State and Local News

Public Service Commission Approves Empire Wind Farm Plan

In a 5-0 vote, the Missouri Public Service Commission has approved to allow Liberty Utilities-Empire to build a 600-megawatt wind farm to service customers in Southwest Missouri, a scaled back version of the 800-megawatt proposal. The $1.5 billion project would bring hundreds of wind turbines to the area.

Empire still has plans to close its Asbury coal-fired plant over a decade earlier than originally planned. However, they have agreed to delay the closure and scale back the mega-wattage produced. The Asbury plant underwent $120 million in upgrades in 2015. Empire officials believe the average consumer could save $10 per month on their electric bill over time.

In a press release, the Commission determined that Empire had presented credible and persuasive evidence that the Customer Savings Plan, if implemented as contemplated in the Joint Position filed by several parties in the case, would generate customer savings of approximately $169 million over 20 years and approximately $295 million over 30 years, relative to Empire’s current resource plan, and significantly reduce financial risk for Empire’s customers.

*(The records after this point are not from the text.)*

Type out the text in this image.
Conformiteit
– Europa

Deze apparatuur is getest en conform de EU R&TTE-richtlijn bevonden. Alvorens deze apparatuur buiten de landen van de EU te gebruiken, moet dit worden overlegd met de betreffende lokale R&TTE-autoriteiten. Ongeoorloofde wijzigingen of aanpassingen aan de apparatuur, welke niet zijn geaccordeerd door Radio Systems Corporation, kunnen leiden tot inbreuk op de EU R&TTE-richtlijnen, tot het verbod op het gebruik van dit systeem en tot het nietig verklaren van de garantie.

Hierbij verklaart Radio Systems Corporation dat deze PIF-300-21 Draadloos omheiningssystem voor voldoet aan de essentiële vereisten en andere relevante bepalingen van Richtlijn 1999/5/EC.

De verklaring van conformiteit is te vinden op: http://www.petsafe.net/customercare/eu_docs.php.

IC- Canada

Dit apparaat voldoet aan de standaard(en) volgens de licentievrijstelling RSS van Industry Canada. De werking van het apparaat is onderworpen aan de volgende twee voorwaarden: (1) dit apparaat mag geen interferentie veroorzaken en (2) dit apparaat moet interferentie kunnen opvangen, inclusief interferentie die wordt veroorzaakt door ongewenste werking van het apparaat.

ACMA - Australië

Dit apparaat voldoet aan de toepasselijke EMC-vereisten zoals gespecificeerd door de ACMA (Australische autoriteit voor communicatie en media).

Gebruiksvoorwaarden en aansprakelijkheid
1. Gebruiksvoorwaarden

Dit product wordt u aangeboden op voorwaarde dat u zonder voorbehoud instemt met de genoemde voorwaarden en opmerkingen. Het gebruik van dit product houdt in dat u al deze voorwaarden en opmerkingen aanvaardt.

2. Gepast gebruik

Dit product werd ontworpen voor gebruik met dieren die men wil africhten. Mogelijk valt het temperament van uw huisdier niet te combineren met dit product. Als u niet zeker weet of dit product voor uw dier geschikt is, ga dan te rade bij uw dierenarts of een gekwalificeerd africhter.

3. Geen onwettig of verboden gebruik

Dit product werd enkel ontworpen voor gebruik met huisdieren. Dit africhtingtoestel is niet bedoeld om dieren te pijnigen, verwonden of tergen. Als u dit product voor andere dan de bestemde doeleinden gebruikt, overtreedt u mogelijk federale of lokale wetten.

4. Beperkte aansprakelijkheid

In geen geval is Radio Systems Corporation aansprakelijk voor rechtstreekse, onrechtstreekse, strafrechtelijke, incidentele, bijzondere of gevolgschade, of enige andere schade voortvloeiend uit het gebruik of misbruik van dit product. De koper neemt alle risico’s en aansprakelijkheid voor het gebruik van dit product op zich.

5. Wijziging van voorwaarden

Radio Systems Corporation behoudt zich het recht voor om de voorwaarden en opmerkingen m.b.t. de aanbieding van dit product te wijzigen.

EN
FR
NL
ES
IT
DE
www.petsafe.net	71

The Commission noted that the millions of dollars in customer savings and the addition of renewable wind energy resulting from the CSP and the Joint Position could be of considerable benefit to Empire’s customers and the entire state.

Renew Missouri, a not-for-profit group that focuses on renewable energy and efficiency around the state was pleased with the decision.

“This is not only a win for renewable energy,” said Executive Director James Owen, “this is a win for the local economy in Southwest Missouri. More and more, large companies are basing their decision on locating to areas where they have access to sustainable energy. We have seen businesses invest in neighboring states like Iowa – where the government and utilities have committed to wind power production – while leaving Missouri in the dust.” The decision today, Owen adds, hopefully begins to move Missouri into becoming more economically advantageous.”

“There are also numerous benefits to ratepayers in general. States such as Colorado have shown wind production is so inexpensive that it’s cheaper for customers to have a plant close and to build a wind farm than to simply leave the plant open. Wind is becoming more reliable and more reasonable. It makes a lot of sense from the perspective of a household budget,” added Owen.

Newstalk KZRG has reached out to Empire for comment.